= Reformed Association in the Protestant Church in the Netherlands =

The Reformed Association in the Protestant Church in the Netherlands (Dutch: Gereformeerde Bond in de Protestantse Kerk in Nederland) is a confessional orthodox Calvinist group and movement within the Protestant Church in the Netherlands (abbreviated PCN; Dutch: Protestantse Kerk in Nederland, abbreviated PKN).

From 1906 to 2005 the official name was Reformed Association to spread and defend the Dutch Reformed Calvinist Church. On May 24, 2005, the new name of the association has become Federation of Reformed Protestant Church in the Netherlands. It consists of 475 congregations and 290,000 members within the PCN.

It was founded on April 18, 1906, in the former Dutch Reformed Church (Dutch: Nederlandse Hervormde Kerk). The reason was that Rev. Adrian Bahler who had written that Christianity could learn a lot from Buddhism, but the Synod didn't respond to this.

It adheres to the Three Forms of Unity.

The Reformed Association also involved in the Reformed Youth Association and the Reformed Mission League.

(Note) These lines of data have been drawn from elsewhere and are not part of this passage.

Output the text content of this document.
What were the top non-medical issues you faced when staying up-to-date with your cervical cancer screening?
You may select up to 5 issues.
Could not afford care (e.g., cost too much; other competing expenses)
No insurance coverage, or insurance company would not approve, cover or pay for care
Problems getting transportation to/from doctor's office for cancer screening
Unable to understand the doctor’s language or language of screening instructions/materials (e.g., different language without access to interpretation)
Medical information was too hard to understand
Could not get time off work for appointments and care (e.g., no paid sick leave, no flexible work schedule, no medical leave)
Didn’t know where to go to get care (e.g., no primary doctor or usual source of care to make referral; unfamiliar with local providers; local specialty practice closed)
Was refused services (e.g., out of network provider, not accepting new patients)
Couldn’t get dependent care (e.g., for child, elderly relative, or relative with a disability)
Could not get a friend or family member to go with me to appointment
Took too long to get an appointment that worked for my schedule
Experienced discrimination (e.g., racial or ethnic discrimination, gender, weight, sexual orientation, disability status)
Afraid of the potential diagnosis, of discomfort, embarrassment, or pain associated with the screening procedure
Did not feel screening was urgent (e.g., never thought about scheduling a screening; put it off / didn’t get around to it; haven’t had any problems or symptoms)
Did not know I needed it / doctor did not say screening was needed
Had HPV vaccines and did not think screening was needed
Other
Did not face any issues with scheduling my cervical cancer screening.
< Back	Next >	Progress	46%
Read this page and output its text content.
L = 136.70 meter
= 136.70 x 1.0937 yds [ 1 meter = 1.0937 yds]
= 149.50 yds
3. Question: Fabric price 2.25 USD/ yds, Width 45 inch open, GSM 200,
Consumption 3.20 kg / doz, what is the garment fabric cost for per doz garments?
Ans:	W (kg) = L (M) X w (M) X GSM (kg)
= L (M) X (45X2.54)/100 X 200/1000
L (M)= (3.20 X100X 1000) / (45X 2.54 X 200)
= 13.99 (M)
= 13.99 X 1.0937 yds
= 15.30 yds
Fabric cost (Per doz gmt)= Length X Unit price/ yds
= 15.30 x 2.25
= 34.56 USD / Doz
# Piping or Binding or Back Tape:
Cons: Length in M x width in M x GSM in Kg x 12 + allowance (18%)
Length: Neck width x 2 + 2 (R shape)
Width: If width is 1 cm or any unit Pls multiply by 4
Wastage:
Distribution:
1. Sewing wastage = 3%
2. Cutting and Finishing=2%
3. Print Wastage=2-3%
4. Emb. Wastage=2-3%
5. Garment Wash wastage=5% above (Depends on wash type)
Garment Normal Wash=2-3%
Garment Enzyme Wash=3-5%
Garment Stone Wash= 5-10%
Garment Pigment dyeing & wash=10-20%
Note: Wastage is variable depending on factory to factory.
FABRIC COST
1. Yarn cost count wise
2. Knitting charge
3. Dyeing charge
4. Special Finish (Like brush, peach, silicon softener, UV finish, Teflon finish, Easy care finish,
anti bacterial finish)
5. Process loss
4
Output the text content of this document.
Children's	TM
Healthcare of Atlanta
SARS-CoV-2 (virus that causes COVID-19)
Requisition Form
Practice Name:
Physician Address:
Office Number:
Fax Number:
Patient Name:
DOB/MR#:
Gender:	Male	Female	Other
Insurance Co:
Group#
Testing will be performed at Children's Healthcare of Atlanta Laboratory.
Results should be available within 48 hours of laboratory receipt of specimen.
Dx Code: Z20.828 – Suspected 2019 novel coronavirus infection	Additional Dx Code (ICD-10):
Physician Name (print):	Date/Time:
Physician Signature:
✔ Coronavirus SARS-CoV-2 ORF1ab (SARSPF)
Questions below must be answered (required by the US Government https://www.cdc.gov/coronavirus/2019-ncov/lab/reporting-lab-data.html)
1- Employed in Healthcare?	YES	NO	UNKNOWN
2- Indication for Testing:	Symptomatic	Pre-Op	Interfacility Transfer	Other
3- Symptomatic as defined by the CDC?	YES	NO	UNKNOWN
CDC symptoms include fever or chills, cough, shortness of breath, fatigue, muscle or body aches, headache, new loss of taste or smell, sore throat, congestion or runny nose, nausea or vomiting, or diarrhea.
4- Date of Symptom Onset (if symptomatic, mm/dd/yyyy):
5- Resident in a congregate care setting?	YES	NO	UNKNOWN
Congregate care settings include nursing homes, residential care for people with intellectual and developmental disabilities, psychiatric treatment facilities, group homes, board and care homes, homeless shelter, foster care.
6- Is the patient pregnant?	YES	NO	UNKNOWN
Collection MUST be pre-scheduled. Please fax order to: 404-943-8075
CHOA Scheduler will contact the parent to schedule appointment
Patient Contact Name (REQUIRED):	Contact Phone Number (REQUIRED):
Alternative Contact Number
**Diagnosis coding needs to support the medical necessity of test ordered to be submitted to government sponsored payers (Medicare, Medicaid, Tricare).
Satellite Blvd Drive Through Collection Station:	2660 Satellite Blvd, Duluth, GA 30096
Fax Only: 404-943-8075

Within the Reformed Association there was strong resistance against the formation of the Protestant Church in the Netherlands, a union of the Dutch Reformed Church, the Reformed Churches in the Netherlands and the Evangelical Lutheran Church in the Kingdom of the Netherlands. When the merger of these denominations took place on May 1, 2004, some congregations separated to form the Restored Reformed Church (Dutch: Hersteld Hervormde Kerk, abbreviated HHK).